ALT-EDIC will create a repository of existing open-source language models for reuse by industrial actors and develop specific methods for fine-tuning especially for SMEs, and will provide evaluation, certification and normalisation methodologies with a particular focus on potential discrimination and bias introduced by Natural Language Processing (NLP) models.
ALT-EDIC will act as a pool seed fund, bringing together public and private resources to launch and develop new Large Language Model projects and Foundation Models with multimodal capabilities, including through providing access to the necessary European High-Performance Computing.
ALT-EDIC will contribute to the development of evaluation methodologies with a particular focus on potential discrimination and bias introduced by NLP models as well for to provide dedicated support to institutions for investing in LTs.

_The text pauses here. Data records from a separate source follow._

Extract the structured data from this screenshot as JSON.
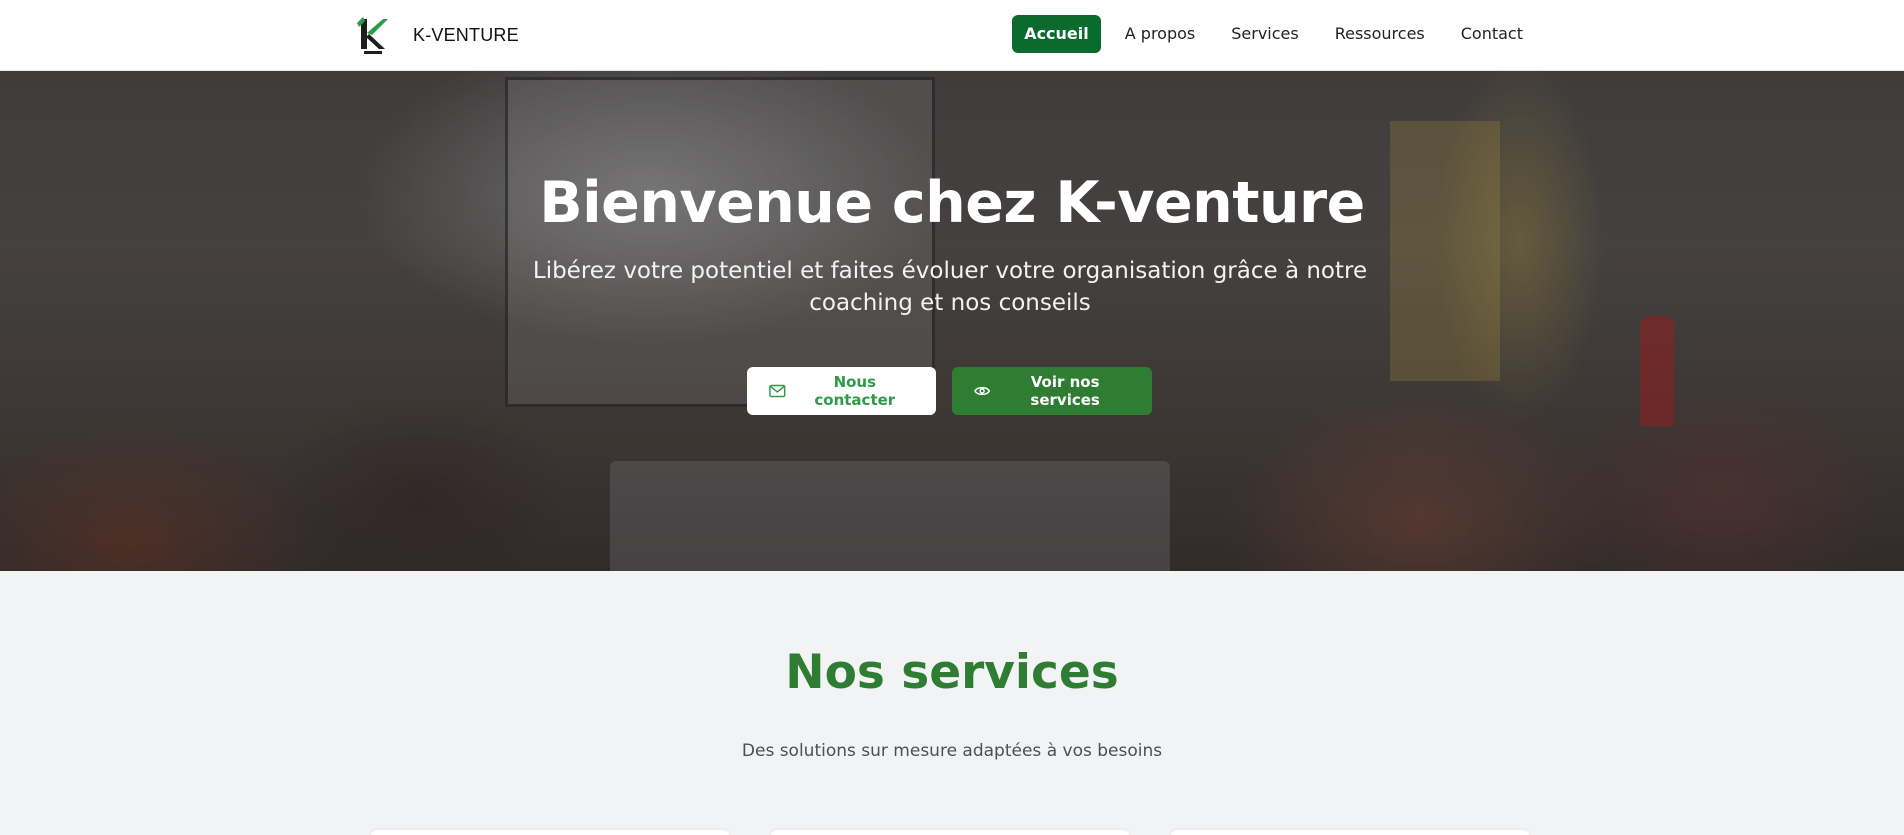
{
  "header": {
    "brand_name": "K-VENTURE",
    "logo_icon": "k-venture-logo",
    "nav": [
      {
        "label": "Accueil",
        "active": true
      },
      {
        "label": "A propos",
        "active": false
      },
      {
        "label": "Services",
        "active": false
      },
      {
        "label": "Ressources",
        "active": false
      },
      {
        "label": "Contact",
        "active": false
      }
    ]
  },
  "hero": {
    "title": "Bienvenue chez K-venture",
    "subtitle": "Libérez votre potentiel et faites évoluer votre organisation grâce à notre coaching et nos conseils",
    "buttons": {
      "contact_label": "Nous contacter",
      "contact_icon": "mail-icon",
      "services_label": "Voir nos services",
      "services_icon": "eye-icon"
    }
  },
  "services": {
    "title": "Nos services",
    "subtitle": "Des solutions sur mesure adaptées à vos besoins"
  },
  "colors": {
    "primary_green": "#2e7d32",
    "nav_active_green": "#0b6b2e",
    "contact_text_green": "#2f9a4a"
  }
}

ALT-EDIC will act as an advisory point for public administrations as well as reaching the public through a cultural program based on artificial intelligence for languages and enabling LT end-users, who are also data producers, to take up the challenges of artificial intelligence and language technologies in a multilingual context and contribute to the enlightenment of the European citizen on the matter of artificial intelligence.
What is the link between the ALT-EDIC and LDS?
The ALT-EDIC is a multi-country project, run and funded by the Member States who have agreed to join it. By pooling resources, the members should achieve the critical mass of data and other resources needed to create and finetune Large Language Models, which any single member would find difficult to do alone.
The LDS is one of several data spaces, supported by the Commission to nurture a data ecosystem across many sectors. The LDS will establish a governance structure for the exchange of data from various sectors, that can be used to develop language technology tools. This data will also be available to the ALT-EDIC. The LDS is financed by a contract under the Digital programme.